Title: A New Framework Combining Diffusion Models and the Convolution Classifier for Generating Images from EEG Signals
Authors: Guangyu Yang and Jinguo Liu (CAS)
Published: April 2024
Comment: Brain Science
URL: http://dx.doi.org/10.3390/brainsci14050478

🥜TLDR: EEG Conv-Encoder + PEFT SD.

Motivation

This paper aims to address the challenge of generating high-quality images from complex EEG signals—characterized by low spatial resolution and noise—by proposing a novel EEG-ConDiffusion framework that overcomes the limitations of prior EEG-to-image methods such as LSTM, GANs, and VAEs through effective CNN-based feature extraction and fine-tuning of a pretrained stable diffusion model.

Model

Architecture

Train EEG encoder by classification task.
Train SD partially by reconstruction

During the model fine-tuning process, we fix the remainder of the SD model and optimize the CLIP text encoder \(τ_θ(y)\), cross-attention head, and projection head at the same time...... EEG feature vectors that have undergone feature extraction and position encoding are used instead of text input to the pretrained CLIP Embedder. The CLIP Embedder was fine-tuned to help align the EEG feature vector space with the image feature space. Fine-tuning the cross-attention head is essential for bridging the pretraining conditional space and the latent space of the EEG features.

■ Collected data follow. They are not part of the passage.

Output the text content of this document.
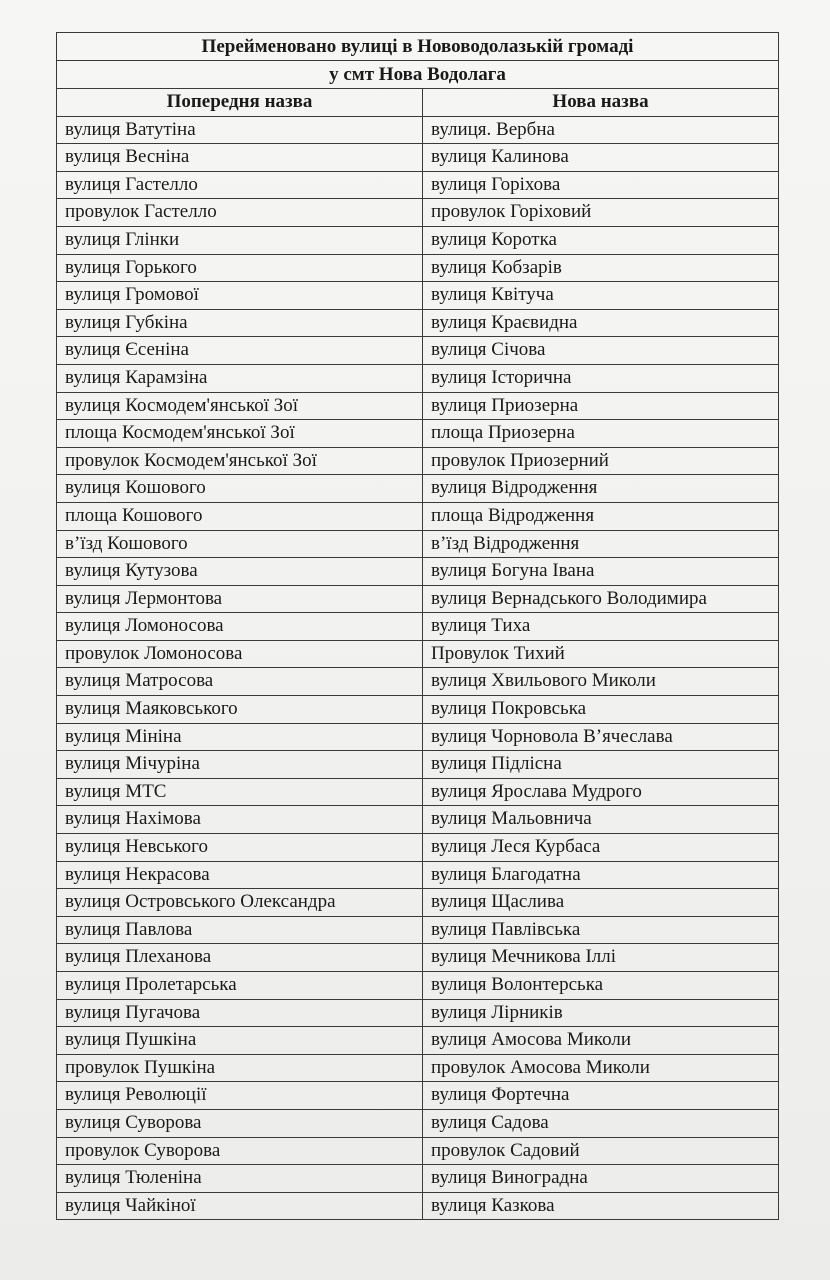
Перейменовано вулиці в Нововодолазькій громаді	
у смт Нова Водолага	
Попередня назва	Нова назва
вулиця Ватутіна	вулиця. Вербна
вулиця Весніна	вулиця Калинова
вулиця Гастелло	вулиця Горіхова
провулок Гастелло	провулок Горіховий
вулиця Глінки	вулиця Коротка
вулиця Горького	вулиця Кобзарів
вулиця Громової	вулиця Квітуча
вулиця Губкіна	вулиця Краєвидна
вулиця Єсеніна	вулиця Січова
вулиця Карамзіна	вулиця Історична
вулиця Космодем'янської Зої	вулиця Приозерна
площа Космодем'янської Зої	площа Приозерна
провулок Космодем'янської Зої	провулок Приозерний
вулиця Кошового	вулиця Відродження
площа Кошового	площа Відродження
в’їзд Кошового	в’їзд Відродження
вулиця Кутузова	вулиця Богуна Івана
вулиця Лермонтова	вулиця Вернадського Володимира
вулиця Ломоносова	вулиця Тиха
провулок Ломоносова	Провулок Тихий
вулиця Матросова	вулиця Хвильового Миколи
вулиця Маяковського	вулиця Покровська
вулиця Мініна	вулиця Чорновола В’ячеслава
вулиця Мічуріна	вулиця Підлісна
вулиця МТС	вулиця Ярослава Мудрого
вулиця Нахімова	вулиця Мальовнича
вулиця Невського	вулиця Леся Курбаса
вулиця Некрасова	вулиця Благодатна
вулиця Островського Олександра	вулиця Щаслива
вулиця Павлова	вулиця Павлівська
вулиця Плеханова	вулиця Мечникова Іллі
вулиця Пролетарська	вулиця Волонтерська
вулиця Пугачова	вулиця Лірників
вулиця Пушкіна	вулиця Амосова Миколи
провулок Пушкіна	провулок Амосова Миколи
вулиця Революції	вулиця Фортечна
вулиця Суворова	вулиця Садова
провулок Суворова	провулок Садовий
вулиця Тюленіна	вулиця Виноградна
вулиця Чайкіної	вулиця Казкова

🧐CLIP text embedder is very possibly NOT efficient here (big space gap between EEG Feature and Pure Text).

EEG encoder utilizes temporal + spatial convolutions.

Evaluation

frequency band influences

1-70Hz performs much better than 5-95Hz
Subject Variance is very obvious for performance

inter-subject generalizability

Use S1 weight as anchor.

🧐Inception Score purely emphasizes the entropy of prediction scores, not very enough to show accuracy.